PwC’s gender pay gap highest of Big Four

PwC’s gender pay gap highest of Big Four

Across the firm’s entire workforce, including partners, PwC reports a mean gender pay gap of 43.8%

PwC’s gender pay gap highest of Big Four

PwC has released its updated gender pay gap data to include partner and ethnicity data, becoming the final Big Four firm to do so.

Across the firm’s entire workforce, including partners, PwC reports a mean gender pay gap of 43.8% and a median gap of 18.7%.

PwC’s mean pay gap is marginally higher than the other Big Four firms, as EY and Deloitte reported theirs to be 38.1% and 43.2% respectively, and KPMG’s stands at 42%.

PwC’s mean gender pay gap for partners is 17.1% and the median gap is 20.5%.

The firm also released ethnicity pay gap data, with its Black Asian and Minority Ethnic (BAME) pay gap for all employees standing at 35.9% and the median gap, 11.7%.

Kevin Ellis, chairman and senior partner at PwC, said: “The increase in our gender and BAME pay gaps when partners are included highlights our need for more women and ethnic minorities in senior positions, including within the partnership.”

He added: “To be clear, we pay our women and men equally for doing the same or equivalent jobs across our business. The issue is one of senior representation rather than pay inequality and it is not good enough.”

Lauding the importance of gender gap reporting to improve workplace equality, Laura Hinton, chief people officer at PwC, commented: “There are no quick fixes to eliminate pay gaps, but as a firm we have a clear strategy and action plan to deliver on our targets for gender and ethnicity.”

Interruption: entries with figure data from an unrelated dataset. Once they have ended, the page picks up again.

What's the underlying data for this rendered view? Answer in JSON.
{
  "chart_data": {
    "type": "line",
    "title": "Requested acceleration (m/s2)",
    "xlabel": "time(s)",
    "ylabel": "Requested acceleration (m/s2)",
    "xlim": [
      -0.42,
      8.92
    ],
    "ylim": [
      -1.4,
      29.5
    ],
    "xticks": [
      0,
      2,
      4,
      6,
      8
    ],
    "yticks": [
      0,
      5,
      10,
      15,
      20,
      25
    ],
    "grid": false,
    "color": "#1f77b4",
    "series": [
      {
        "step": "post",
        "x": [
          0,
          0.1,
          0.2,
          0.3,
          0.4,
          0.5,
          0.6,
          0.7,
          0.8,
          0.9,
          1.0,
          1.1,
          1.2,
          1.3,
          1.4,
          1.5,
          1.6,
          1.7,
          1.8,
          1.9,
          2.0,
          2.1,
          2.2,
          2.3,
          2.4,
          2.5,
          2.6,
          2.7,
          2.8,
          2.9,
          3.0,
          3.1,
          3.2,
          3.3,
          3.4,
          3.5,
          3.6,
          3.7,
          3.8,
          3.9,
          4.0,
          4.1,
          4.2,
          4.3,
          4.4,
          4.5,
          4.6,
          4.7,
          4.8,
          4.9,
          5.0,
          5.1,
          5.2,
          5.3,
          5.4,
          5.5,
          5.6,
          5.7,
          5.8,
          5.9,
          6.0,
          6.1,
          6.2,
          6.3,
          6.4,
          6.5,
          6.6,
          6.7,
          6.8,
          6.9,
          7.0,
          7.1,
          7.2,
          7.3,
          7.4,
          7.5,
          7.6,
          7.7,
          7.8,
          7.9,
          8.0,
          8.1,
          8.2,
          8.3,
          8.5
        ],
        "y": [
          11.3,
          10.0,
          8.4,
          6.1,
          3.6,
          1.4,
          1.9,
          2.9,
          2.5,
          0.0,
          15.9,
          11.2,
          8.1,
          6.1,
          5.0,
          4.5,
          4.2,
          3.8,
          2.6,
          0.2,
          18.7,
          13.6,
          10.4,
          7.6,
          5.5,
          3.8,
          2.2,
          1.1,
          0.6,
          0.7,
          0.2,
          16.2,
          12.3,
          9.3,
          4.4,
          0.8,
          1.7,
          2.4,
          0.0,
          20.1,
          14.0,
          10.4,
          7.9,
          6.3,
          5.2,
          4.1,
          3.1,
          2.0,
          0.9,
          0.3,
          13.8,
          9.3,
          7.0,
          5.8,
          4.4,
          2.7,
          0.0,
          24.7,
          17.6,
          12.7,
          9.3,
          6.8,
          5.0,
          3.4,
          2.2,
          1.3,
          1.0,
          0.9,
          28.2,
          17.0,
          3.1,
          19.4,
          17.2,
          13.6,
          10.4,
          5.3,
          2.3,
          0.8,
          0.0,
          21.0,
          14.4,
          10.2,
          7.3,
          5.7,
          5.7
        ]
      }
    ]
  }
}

“This includes: senior level accountability to build a strong and diverse talent pipeline; driving fair allocation of work and opportunities; investment in our returnship programme; focused recruitment activity and creation of additional progression coaches.”

Under government methodology for calculating the gender pay gap, without partners, PwC’s mean gender pay gap is 13.7% and its mean bonus gap is 37.5%.

The government explained that this exclusion was due to the fact that partners take a share of the organisation’s profits, “which is not directly comparable with employees’ pay.”